The main goals of creational design patterns are making more reusable code and defining separate object creation methods. The most obvious examples of how these goals are realized are the factory method and prototype.
What is a factory method?
The factory method is a creational design pattern that describes how you can, through interface or abstract class, make a method to create objects which could be overridden in subclasses. It's one of the basic patterns that describe how to solve recurring design problems to write more flexible and reusable code.
It's relatively easy to describe what the factory method is supposed to do. It solves the following two problems:
Defining a separate object creation method in the form of a factory
Allowing subclasses to call factory for object creation
Let's create a factory method that generates various types of birds from a shared template with unique functions. Here's a class diagram to help visualize:
We have an interface called bird which can be used to describe the common functions of all birds. Through this interface, you can 'make' different types of birds. This picture describes duck, pigeon, and chicken. They all share the same functions they inherited from a bird interface, but they also added new methods.
When can we apply the factory method?
There are a few situations where you can use this pattern:
It's useful when you don't know the exact types of objects your code should work with. If your application has to expand the types of objects it works with, it will be easier with the factory method. You will only need to create a new factory subclass that will override the factory method in it.
A lot of frameworks and libraries are made with the factory method in mind, which allows you to modify them in your code. So if you are writing a framework that in your plans will be used by other people, you could apply the factory method making the extensions of your code possible.
This pattern could also be used when you want to save system resources by reusing existing objects instead of rebuilding new ones each time.

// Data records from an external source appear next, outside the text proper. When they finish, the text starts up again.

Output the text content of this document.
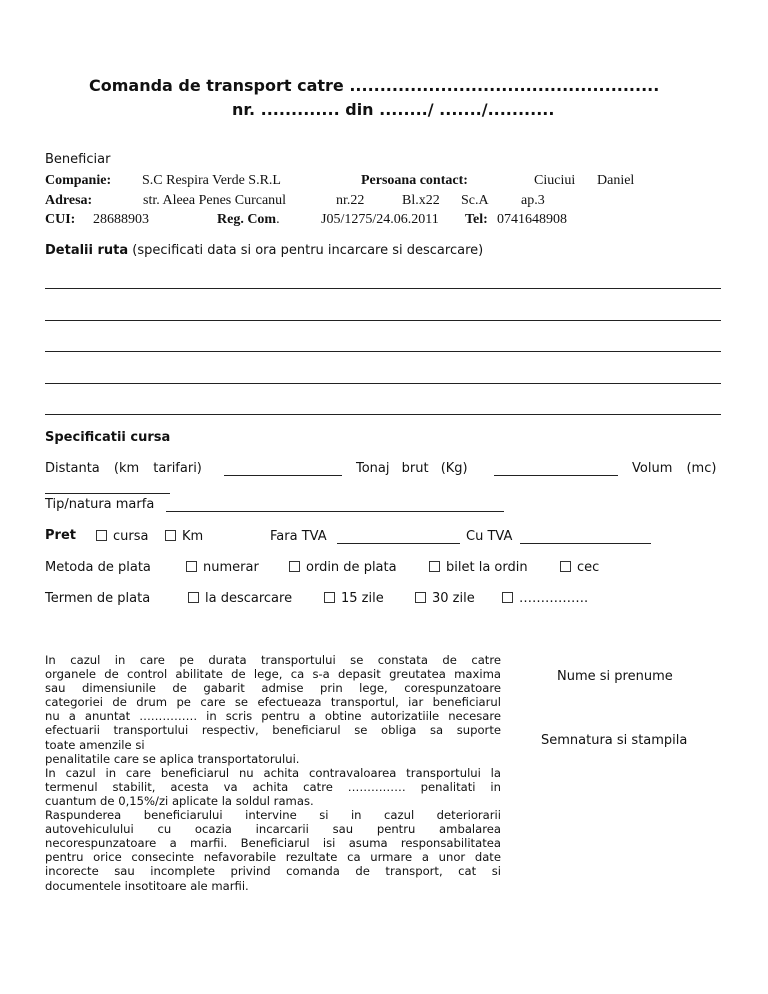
Comanda de transport catre ...................................................
nr. ............. din ......../ ......./...........
Beneficiar
Companie: S.C Respira Verde S.R.L	Persoana contact:	Ciuciui Daniel
Adresa:	str. Aleea Penes Curcanul	nr.22	Bl.x22 Sc.A ap.3
CUI: 28688903	Reg. Com.	J05/1275/24.06.2011 Tel: 0741648908
Detalii ruta (specificati data si ora pentru incarcare si descarcare)
Specificatii cursa
Distanta (km tarifari)	Tonaj brut (Kg)	Volum (mc)
Tip/natura marfa
Pret	cursa	Km	Fara TVA	Cu TVA
Metoda de plata	numerar	ordin de plata	bilet la ordin	cec
Termen de plata	la descarcare	15 zile	30 zile	…………….
In cazul in care pe durata transportului se constata de catre
organele de control abilitate de lege, ca s-a depasit greutatea maxima
sau dimensiunile de gabarit admise prin lege, corespunzatoare
categoriei de drum pe care se efectueaza transportul, iar beneficiarul
nu a anuntat …………… in scris pentru a obtine autorizatiile necesare
efectuarii transportului respectiv, beneficiarul se obliga sa suporte
toate amenzile si
penalitatile care se aplica transportatorului.
In cazul in care beneficiarul nu achita contravaloarea transportului la
termenul stabilit, acesta va achita catre …………… penalitati in
cuantum de 0,15%/zi aplicate la soldul ramas.
Raspunderea beneficiarului intervine si in cazul deteriorarii
autovehiculului cu ocazia incarcarii sau pentru ambalarea
necorespunzatoare a marfii. Beneficiarul isi asuma responsabilitatea
pentru orice consecinte nefavorabile rezultate ca urmare a unor date
incorecte sau incomplete privind comanda de transport, cat si
documentele insotitoare ale marfii.
Nume si prenume
Semnatura si stampila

But applying the factory method isn't the ultimate way to use patterns. Its main disadvantage is more complicated code that consists of a lot of subclasses needed to implement it. There is another creational design pattern that excludes this problem and could seem somewhat similar to the factory method.
Prototype pattern
A prototype is a creational design pattern that is based on the concept of copying an existing object to create a new one. This pattern delegates the copying process to the object that is being copied. It commonly uses an interface that contains the clone() method. Let's return to our bird creation example. For this example, the class diagram will look like this:
Here you have a prototype interface that contains the clone() method. This method is implemented in our prototype classes. They create objects and then copy them through our clone() method.
To explain the difference between the factory method and prototype, let's use pseudocode:
// factory method
pigeon = Pigeon()
bird = pigeon as Bird
bird.makeEggs()
// prototype when we have an existing pigeon instance
prototype = pigeon as Prototype
newPigeon = prototype.clone() as Pigeon
newPigeon.fly()As you can see, in the factory method, you call our Bird interface using different classes to create objects. Then you call object methods. In the prototype, you create an object by copying one that already exists. You can use both of these patterns together.
When can you apply the prototype?
You can use this pattern in two situations:
When your code shouldn't depend on a class that creates prototype objects. This can occur when you are working with objects which were passed to you from a 3rd-party code via some interface. In this case, you simply can't rely on them, because these classes are unknown. Prototype pattern allows working around these classes by providing an interface that works with any object that supports the copying process.
When you want to reduce the number of subclasses that only differ by how they initialize objects. The pattern lets you use a set of pre-built objects, configured in various ways, as prototypes.
It's a more flexible pattern than the factory method, but it can be more complicated to implement. Especially with more complex objects with circular references.
Conclusion
The factory method and prototype pattern are relatively simple types of creational design patterns. They allow you to write more reusable and clean code with ease. But you need to keep in mind special cases in which these patterns should be implemented, to avoid unnecessarily complicating your work.